Joanna Broniarek
The goal of this repository was to provide an analysis for Kaggle's competition: https://www.kaggle.com/c/house-prices-advanced-regression-techniques
My best score on the Kaggle Leaderboard: 0.11329
EDA and Data tidying:
- Removing columns that contain the same value in 100% ["Street", "Utilities"]
- Removing outliers : GrLivArea more than 4500.
- Improving values like Year more than 2017.
- Handling missing numerical values:
- LotFrontage according to median in specific Neighborhood
- With constant = 0 for : ['BsmtFinSF1', 'BsmtFinSF2', 'BsmtFullBath', 'BsmtHalfBath', "MasVnrArea"]
- The rest of numerical columns (apart from point 5) with median.
- Transformation of some numerical features that are actually categorical: ['MSSubClass', 'OverallCond’]

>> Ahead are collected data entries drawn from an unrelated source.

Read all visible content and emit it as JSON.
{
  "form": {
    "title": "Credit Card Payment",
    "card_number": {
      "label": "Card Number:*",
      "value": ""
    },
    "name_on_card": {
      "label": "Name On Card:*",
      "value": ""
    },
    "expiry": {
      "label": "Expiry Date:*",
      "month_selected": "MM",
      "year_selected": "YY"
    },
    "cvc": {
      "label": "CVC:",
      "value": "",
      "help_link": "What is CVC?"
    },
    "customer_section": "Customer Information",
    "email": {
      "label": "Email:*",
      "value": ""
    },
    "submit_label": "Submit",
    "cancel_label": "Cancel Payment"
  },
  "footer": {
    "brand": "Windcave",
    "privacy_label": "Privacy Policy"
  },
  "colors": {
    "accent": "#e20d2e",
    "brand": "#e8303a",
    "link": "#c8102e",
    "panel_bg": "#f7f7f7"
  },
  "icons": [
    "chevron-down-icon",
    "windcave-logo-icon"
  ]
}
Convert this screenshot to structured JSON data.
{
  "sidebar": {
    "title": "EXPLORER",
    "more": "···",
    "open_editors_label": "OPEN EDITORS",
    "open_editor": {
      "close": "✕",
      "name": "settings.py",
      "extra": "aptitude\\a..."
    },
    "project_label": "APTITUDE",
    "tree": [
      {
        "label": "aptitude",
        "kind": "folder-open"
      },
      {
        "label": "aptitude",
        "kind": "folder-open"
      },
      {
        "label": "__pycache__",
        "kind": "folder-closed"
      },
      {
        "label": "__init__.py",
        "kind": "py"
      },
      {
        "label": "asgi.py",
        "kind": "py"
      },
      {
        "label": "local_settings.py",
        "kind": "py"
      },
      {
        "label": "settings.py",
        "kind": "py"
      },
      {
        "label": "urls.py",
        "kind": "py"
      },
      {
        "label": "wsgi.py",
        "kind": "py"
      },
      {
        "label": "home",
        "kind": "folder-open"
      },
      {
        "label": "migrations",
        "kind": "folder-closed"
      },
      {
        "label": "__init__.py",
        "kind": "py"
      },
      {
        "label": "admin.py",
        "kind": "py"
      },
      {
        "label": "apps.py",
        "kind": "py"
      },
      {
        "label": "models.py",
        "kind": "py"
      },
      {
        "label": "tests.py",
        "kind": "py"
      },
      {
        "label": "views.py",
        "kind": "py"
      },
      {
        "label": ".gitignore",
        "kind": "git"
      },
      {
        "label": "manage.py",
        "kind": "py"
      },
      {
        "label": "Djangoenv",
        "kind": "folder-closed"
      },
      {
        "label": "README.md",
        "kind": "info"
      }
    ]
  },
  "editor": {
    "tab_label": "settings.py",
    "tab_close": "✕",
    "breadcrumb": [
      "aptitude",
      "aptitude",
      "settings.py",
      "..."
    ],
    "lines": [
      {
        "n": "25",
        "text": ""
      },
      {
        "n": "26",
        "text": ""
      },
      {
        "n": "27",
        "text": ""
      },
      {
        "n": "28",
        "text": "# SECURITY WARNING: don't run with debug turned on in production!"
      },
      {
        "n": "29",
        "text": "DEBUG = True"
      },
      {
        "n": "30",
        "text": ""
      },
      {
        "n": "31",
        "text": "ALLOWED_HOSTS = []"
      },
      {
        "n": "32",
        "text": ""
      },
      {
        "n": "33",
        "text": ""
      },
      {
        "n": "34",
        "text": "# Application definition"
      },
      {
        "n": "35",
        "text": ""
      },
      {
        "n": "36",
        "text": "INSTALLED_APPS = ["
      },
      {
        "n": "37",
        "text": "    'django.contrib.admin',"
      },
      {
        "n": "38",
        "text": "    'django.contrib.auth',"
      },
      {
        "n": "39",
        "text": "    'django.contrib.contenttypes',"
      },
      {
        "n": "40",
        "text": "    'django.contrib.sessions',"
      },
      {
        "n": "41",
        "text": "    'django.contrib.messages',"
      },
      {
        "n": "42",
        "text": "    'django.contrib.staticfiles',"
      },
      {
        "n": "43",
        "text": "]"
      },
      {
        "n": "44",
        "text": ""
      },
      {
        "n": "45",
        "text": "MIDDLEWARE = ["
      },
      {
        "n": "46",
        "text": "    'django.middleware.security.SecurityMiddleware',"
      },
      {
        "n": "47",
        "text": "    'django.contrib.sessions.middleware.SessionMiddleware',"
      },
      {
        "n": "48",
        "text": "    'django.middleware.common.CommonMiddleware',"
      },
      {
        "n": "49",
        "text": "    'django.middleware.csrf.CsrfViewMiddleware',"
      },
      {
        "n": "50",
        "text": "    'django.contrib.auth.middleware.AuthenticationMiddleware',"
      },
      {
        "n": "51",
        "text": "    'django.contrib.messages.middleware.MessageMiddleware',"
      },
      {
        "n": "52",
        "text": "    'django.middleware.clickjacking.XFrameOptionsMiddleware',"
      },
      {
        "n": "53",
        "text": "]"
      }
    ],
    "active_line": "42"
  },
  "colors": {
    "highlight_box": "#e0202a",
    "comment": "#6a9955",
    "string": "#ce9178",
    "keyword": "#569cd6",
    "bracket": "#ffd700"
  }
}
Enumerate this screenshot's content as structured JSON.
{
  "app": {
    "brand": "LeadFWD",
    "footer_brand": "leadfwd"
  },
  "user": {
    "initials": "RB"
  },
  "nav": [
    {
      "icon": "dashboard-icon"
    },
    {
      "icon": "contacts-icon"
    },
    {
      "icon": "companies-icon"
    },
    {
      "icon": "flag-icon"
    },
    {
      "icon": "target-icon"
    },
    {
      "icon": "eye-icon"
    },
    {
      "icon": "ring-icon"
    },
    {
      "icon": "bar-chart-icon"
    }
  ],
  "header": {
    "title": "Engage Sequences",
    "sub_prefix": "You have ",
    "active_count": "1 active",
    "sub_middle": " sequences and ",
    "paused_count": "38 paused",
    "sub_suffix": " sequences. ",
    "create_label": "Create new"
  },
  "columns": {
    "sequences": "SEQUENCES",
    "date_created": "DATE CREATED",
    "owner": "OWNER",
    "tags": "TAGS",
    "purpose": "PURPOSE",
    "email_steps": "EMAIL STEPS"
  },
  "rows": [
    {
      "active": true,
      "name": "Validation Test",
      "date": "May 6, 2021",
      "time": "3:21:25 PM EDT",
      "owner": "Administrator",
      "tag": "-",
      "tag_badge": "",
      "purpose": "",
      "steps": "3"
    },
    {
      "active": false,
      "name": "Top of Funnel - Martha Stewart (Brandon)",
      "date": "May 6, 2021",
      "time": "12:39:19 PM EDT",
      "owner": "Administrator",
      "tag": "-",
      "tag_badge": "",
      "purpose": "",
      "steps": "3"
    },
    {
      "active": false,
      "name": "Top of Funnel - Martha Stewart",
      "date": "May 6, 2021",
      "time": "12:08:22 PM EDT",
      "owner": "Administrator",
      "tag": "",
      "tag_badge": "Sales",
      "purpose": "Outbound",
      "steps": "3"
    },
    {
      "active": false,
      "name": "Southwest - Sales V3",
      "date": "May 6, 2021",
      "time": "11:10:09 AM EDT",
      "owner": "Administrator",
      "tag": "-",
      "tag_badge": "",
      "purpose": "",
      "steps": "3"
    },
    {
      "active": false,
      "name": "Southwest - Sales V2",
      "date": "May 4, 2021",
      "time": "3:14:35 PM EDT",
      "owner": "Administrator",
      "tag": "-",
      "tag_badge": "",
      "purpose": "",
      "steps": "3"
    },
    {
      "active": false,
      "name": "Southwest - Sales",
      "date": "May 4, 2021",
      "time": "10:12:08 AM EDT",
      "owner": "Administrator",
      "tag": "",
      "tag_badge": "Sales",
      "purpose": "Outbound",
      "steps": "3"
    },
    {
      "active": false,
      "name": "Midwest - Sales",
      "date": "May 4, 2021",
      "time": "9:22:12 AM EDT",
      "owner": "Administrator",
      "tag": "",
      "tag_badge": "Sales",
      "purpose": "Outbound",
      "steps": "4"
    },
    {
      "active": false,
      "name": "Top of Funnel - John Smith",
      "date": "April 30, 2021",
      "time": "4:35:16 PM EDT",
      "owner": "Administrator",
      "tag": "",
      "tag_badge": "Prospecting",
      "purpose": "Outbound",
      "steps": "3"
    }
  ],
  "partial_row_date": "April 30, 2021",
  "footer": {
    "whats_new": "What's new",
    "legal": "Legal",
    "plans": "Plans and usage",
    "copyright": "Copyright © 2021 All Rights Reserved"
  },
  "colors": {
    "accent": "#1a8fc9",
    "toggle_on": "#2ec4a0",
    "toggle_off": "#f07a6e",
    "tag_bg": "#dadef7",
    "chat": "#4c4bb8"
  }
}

- Handling missing categorical values. (specific for each feature)
- Transformation of skewed features:
- SalePrice – log transformation
- Other features with skeweness > 0.5 using BoxCox transformation
- Transformation some categorical features (with specific order) into numerical
Feature Engineering:
- Feature Isgarage defined according to feature GarageArea (1 – if more than 0)
- Feature Isfireplace defined according to feature Fireplaces (if more than 0)
- Feature Ispool defined according to feature PoolArea (if more than 0)
- Feature Issecondfloor defined according to feature 2ndFlrSF (if more than 0)
- Feature IsOpenPorch defined according to feature OpenPorchSF (if more than 0)
- Feature IsWoodDeck defined according to feature WoodDeckSF (if more than 0)
- Feature TotalSqrtFeet defined as sum of GrLivArea and TotalBsmtSF
- Feature TotalBaths defined as BsmtFullBath + FullBath + BsmtHalfBath/2 + HalfBath/2.
- Feature Neighborhood (transformation into 0, 1, 2) according to statistics if specific Neighborhood is rather rich/poor or between them.
- One-Hot Encoding for categorical data
Modelization:
Scaling - RobustScaler
- Linear Regression
- LASSO model selection
- GradientBoostingRegressor
- XGBRegressor
- ElasticNet
- LGBMRegressor
- BaggingRegressor
Training:
- StackingCVRegressor on models: [Lasso, ElasticNet, XGB, LGBM]
- Weighted predictions 0.2ElasticNet + 0.25lasso + 0.15LGBM + 0.4StackedModels
- python 3.6.4
- numpy 1.14.2
- scipy 1.1.0rc1
- seaborn 0.9.0
- sklearn 0.20.1
- pandas 0.22.0
- sklearn 0.20.1
- xgboost 0.72
- lightgbm 2.2.2